José Hernández, from the San Fernando Royal Academy of Fine Art.

If what we call artistic talent was actually quantifiable, Antonio Fuentes’ material, real or imaginary, would undoubtedly exceed any figure. Naturally, I did not discover this today by myself, but other people with more knowledge and ability in these matters have mentioned, written and ratified the above. In this respect I could add little or very little to what is already written.

However, even if my contribution is small, I would like to (or must) describe my personal impression of my first visit to the painter’s studio, studio or cell, where creative imagination takes place.

Antonio Fuentes. Tangier, 1975

I am a bitter enemy of praise, and I know that Antonio Fuentes was too. However, it would not be fair or honest not to mention what I considered his real quality: his strange ability to be able to see and make other people always see the aesthetic and artistic side, or even the positive side of everything around us. When I say everything I mean objects, atmosphere or situations.

That huge and enviable vitality leaves an indelible trace like a centrifugal force. It is a lesson learnt forever about generosity, creativity, humbleness and other terms that, sadly and incomprehensibly, are not nowadays normally used.

Apart from this necessary comment, I prefer to speak about a teenage memory as at times examples can be a better form of clarification. It was in Tangiers, also my place of birth, a bright and chilly afternoon in March. I was with two good friends: Emilio Sanz de Soto and Antonio or Ángel Vázquez. A small square with an impeccable façade of a small mosque was going to be the natural scenery for this narrative.

Passing through the threshold of the blue door was like suddenly entering a planetarium. My eyes opened wide like too big disproportionate white porcelain discs. I went up through a dark hole where some stairs transformed, like it was magic, sometimes into a spiral on the back of a scaly body, other times into the hours on the face of a wall clock and lastly into the simple sheets put together to make a hotel menu.

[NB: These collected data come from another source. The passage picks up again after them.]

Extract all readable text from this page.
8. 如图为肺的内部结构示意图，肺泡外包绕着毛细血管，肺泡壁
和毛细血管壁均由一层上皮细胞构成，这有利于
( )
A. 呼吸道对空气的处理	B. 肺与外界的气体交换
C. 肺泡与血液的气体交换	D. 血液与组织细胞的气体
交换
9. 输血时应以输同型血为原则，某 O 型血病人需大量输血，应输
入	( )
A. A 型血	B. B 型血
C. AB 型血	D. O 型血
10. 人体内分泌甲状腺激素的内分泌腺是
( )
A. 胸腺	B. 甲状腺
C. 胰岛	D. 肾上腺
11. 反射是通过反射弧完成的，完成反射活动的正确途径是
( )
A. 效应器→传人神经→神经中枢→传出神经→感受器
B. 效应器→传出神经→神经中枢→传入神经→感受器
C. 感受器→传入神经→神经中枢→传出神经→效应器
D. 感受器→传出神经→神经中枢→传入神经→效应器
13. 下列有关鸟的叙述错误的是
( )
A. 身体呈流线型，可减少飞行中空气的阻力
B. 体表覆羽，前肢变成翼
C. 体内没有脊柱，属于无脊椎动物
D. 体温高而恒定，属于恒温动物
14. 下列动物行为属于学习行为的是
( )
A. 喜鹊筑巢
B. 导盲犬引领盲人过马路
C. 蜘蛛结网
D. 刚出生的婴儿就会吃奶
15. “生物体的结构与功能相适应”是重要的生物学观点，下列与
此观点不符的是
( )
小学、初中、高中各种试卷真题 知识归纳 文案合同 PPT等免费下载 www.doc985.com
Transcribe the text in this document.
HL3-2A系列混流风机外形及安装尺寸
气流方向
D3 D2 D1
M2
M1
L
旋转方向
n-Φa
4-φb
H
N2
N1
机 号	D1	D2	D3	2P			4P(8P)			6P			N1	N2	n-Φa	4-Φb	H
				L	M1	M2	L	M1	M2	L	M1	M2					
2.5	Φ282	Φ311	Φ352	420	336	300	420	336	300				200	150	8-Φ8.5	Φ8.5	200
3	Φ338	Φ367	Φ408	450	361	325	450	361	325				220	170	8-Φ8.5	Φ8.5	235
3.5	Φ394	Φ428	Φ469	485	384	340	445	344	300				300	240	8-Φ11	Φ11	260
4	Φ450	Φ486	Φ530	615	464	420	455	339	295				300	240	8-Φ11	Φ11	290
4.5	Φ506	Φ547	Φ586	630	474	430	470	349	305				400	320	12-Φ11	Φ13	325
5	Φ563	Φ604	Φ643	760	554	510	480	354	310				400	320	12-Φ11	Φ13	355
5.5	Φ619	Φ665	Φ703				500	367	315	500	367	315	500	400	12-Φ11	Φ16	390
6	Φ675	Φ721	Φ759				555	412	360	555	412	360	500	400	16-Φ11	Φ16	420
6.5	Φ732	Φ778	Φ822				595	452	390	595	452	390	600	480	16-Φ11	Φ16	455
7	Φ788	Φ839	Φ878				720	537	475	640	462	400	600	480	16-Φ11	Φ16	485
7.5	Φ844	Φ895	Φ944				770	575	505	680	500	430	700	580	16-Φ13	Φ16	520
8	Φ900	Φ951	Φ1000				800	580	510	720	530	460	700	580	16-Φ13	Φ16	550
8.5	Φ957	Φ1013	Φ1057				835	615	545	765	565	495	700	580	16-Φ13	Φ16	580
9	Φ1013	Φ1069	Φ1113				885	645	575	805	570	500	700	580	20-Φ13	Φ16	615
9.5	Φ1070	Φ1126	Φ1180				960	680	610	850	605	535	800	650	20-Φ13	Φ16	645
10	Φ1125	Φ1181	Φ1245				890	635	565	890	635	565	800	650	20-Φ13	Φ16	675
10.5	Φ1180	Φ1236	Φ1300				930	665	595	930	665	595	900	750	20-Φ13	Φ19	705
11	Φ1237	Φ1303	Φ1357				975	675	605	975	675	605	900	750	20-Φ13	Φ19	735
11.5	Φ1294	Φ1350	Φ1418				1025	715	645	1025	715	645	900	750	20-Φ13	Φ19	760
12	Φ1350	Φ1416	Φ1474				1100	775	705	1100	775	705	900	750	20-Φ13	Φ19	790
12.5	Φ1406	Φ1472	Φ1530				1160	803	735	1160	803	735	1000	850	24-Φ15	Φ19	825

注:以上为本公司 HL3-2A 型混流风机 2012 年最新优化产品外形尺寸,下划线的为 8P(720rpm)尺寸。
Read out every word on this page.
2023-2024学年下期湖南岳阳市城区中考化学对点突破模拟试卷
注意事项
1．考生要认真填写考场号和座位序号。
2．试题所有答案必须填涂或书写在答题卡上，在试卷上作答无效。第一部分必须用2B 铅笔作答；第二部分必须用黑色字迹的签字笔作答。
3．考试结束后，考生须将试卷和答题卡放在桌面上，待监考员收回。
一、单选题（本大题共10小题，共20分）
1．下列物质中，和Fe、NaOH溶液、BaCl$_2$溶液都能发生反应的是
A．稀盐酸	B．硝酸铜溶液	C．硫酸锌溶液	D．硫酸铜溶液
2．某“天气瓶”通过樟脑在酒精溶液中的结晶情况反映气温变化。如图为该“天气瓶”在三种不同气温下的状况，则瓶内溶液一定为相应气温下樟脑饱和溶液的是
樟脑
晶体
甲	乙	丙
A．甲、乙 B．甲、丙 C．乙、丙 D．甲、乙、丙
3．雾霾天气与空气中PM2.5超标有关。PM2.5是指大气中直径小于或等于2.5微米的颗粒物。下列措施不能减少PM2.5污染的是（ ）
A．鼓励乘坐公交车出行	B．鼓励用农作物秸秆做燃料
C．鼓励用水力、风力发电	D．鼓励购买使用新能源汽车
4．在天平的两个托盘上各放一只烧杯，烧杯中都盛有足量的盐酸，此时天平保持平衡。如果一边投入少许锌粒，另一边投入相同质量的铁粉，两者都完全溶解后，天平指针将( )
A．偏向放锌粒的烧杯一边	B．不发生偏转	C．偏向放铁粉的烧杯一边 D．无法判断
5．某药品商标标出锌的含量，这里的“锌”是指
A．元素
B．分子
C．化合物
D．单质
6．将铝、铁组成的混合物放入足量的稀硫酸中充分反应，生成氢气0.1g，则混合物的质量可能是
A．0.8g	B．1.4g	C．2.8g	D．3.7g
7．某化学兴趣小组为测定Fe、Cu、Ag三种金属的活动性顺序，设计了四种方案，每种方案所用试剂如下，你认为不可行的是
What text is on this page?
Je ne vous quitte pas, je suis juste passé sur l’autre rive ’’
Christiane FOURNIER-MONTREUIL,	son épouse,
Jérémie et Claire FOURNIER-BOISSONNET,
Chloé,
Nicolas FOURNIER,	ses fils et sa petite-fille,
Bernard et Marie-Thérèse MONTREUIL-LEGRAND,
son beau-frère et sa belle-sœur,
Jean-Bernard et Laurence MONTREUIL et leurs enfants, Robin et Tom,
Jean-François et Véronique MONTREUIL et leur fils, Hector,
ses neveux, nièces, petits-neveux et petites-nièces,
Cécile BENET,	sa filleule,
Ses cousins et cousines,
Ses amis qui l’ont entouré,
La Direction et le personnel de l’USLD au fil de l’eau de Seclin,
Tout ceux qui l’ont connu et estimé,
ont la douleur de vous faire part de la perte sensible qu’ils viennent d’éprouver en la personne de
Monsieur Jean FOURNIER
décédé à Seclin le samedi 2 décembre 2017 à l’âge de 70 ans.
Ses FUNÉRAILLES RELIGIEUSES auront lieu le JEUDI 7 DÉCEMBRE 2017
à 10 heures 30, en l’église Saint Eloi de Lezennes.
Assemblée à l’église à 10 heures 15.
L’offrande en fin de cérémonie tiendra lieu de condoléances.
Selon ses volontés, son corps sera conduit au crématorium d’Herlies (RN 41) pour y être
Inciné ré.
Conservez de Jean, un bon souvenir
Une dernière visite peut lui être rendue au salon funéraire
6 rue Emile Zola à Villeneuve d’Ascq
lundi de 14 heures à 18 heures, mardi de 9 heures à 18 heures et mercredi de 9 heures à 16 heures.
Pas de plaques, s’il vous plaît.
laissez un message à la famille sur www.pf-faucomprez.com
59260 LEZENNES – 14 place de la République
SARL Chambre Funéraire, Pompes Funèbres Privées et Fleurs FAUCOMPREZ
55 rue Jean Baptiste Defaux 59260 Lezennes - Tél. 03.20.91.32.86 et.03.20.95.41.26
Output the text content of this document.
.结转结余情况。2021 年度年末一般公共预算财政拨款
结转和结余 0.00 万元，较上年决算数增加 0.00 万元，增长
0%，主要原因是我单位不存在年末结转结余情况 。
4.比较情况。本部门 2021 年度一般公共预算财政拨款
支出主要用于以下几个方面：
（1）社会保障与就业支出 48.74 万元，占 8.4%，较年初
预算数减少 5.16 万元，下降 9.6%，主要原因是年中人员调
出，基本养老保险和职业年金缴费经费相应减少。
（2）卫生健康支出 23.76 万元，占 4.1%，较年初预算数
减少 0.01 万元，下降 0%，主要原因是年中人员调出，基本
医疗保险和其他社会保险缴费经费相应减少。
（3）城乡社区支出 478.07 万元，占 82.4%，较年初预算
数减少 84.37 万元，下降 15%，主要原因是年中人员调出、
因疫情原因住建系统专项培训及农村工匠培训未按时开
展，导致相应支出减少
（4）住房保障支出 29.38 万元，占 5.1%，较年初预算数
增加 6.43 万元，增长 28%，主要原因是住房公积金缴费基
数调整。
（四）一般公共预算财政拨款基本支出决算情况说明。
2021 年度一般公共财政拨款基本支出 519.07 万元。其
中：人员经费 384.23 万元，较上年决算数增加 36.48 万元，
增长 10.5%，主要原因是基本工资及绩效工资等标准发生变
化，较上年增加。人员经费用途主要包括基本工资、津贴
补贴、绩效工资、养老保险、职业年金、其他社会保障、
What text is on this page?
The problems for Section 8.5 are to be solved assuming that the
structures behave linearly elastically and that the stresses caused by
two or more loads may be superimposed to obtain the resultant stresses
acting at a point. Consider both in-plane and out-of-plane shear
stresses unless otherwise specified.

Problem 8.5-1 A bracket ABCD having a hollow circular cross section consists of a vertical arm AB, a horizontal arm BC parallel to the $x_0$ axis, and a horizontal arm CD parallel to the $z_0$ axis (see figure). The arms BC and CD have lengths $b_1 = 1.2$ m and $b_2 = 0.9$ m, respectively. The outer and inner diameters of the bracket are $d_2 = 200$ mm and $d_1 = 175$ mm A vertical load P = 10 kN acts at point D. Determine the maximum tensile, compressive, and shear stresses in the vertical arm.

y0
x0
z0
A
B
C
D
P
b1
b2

When I arrived to the top floor I saw how the artist, gasping for breath, was looking at something through the key hole. Immediately after a gestured silence he disappeared between the weeds. In a place full of fleets of sardine tins, in his NAUTICAL TRIP he headed towards a bathroom. In the bath there was a fabulous feather mattress which was damaged.

In the main room a big motorcycle driven by an also large encyclopaedia went diagonally through the huge rooms dodging different obstacles: very diverse objects (some of them really strange) such as a pair of turquoise socks joined together at one end to form the Omega sign, a canotier hat, a gramophone with an orchid shape speaker, dried colour stained paintbrushes and a little box that used to contain cough tablets but now contains dolls eyes. Further away a stuffed bird that looks real but was dead. I also saw a group of insects go through thick impenetrable walls. At the end of the house, in another room there were huge scrolls, musical scores, diploma certificates, butterfly wings as well as other things on the wall. I saw how Antonio Fuentes, with wheels on his feet was frantically drawing a picture of a cathedral, trying to keep the picture within a fifty centimetre rectangle. Above him, a row of mythological creatures were walking along the beams of the roof.

I don't know how long I stayed in that state of ecstasy for, but I felt my head turn to the left towards a small window where I could see the blue sky; the smell of mint penetrated through the narrow hole, breaking the glass and showing horizontality. By my side there was an envelope with an unclear postmark. The pentagonal shade put written accents in the poem.

This was my first encounter with an artist. This is the vision that is permanently kept in my mind. Nowadays, could this and other information be part of our way to death?